In that regard, he said the Commission had convened two important meetings, in January and April, to discuss trends and challenges to peacebuilding at the regional and sub-regional level.

He said he intends to expand that approach to other regions, starting with Central Africa and East Africa in the second half of the year. As such, he had informal conversations with members of the African Union (AU) Peace and Security Council, and had agreed that deeper conversations should be pursued regarding a possible visit to Addis Ababa and a retreat.

Role of peacebuilding in post-Ebola recovery

Turning to the role of peacebuilding in post-Ebola recovery, Mr. Kamau said that humanitarian crises around the world had shown themselves to be great disruptors of peace and security.

“They disrupt and destroy communities, sometimes causing great loss of life and at other times uprooting entire communities resulting in displacement of people with the consequence of triggering migration and refugees outflows,” he said.

As a follow-up to the important work done by the Commission during the Ebola crisis, he said he had just returned from a visit to West Africa, where he witnessed first-hand the road to recovery from the Ebola emergency in the three most affected countries.

“Besides the tragic loss of life of thousands of people and the horrible suffering of many more, what Ebola has done is that it has exposed the fragility of the affected countries and compounded and setback what were already difficulty economic and peacebuilding challenges,” Mr. Kamau stressed.

Importance of partnerships

Underscoring the importance of partnerships, the chair highlighted that a key value of the Commission rests in its ability to engage not only with such key partners as regional and sub-regional organizations, but also with international financial institutions and civil society organizations.

“We have witnessed the important value to transitions that partnerships can give to all our peacebuilding efforts,” he said, adding that he intends to further strengthen relations between the Commission and the AU, including by visiting their headquarters during the second part of the year.

Annual report of the Peacebuilding Commission

Presenting the Peacebuilding Commission’s annual report, Olof Skoog, former Chair of the body, said that over the past year, important steps had been taken to improve the efficiency and flexibility of the Commission, thereby striving to further enhance the relevance of its work, broaden the scope and reach of its efforts, and improve its accountability.

“This includes adopting more transparent and strategic working methods, a more flexible agenda and increasing inclusivity; improving partnerships with regional and sub-regional organizations; and highlighting peacebuilding needs in the Ebola recovery,” he said.

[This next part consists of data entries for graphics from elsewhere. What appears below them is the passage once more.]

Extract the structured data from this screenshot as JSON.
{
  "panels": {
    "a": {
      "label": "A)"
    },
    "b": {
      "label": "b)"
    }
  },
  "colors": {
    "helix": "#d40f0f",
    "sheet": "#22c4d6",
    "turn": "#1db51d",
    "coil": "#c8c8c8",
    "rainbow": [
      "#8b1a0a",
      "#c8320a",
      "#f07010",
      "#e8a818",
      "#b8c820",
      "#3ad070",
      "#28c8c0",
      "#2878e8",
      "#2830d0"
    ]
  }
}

Specifically, Mr. Skoog highlighted that during its ninth session, the Commission had convened regional and country-specific discussions concerning situations beyond its established agenda. The Organizational Committee had opportunities to discuss peacebuilding needs and lessons learned in several contexts, such as the peace process in Papua New Guinea, elections in Burkina Faso, and financing for peacebuilding in Somalia.

“Going forward, this work can, and should be, further expanded. In my view, there is great scope for the commission to keep evolving in this regard,” he said, adding that the resolutions adopted in April give the Commission a “clear mandate” to continue diversifying its working methods in support of sustaining peace.

Mr. Skoog also noted that the Commission had, over the past year, moved to highlight thematic and regional issues of relevance to its work. For example, to draw attention to the peacebuilding needs within the Ebola recovery, both the previous and current Commission chairs had travelled to West Africa.

In that regard, he stressed that the Commission should further use such momentum to deepen and institutionalize cooperation with regional and sub-regional organizations, both in the Commission as a whole and in country-specific work.

During its ninth session, the Commission also worked to advance interaction with a more diverse group of actors, Mr. Skoog said.

The drafting of a gender strategy for the Commission was initiated, and a special session was organized to discuss how to advance the youth, peace and security agenda and champion youth participation for sustainable peace.

“The convening role of the PBC should be utilized even further, as it is one of the most important tools we have to foster greater coherence in international action, and to help break some of the silos and address fragmentation,” Mr. Skoog said.

“This, in turn, is a prerequisite for our ability to support genuine national leadership and ownership in peacebuilding processes,” he added.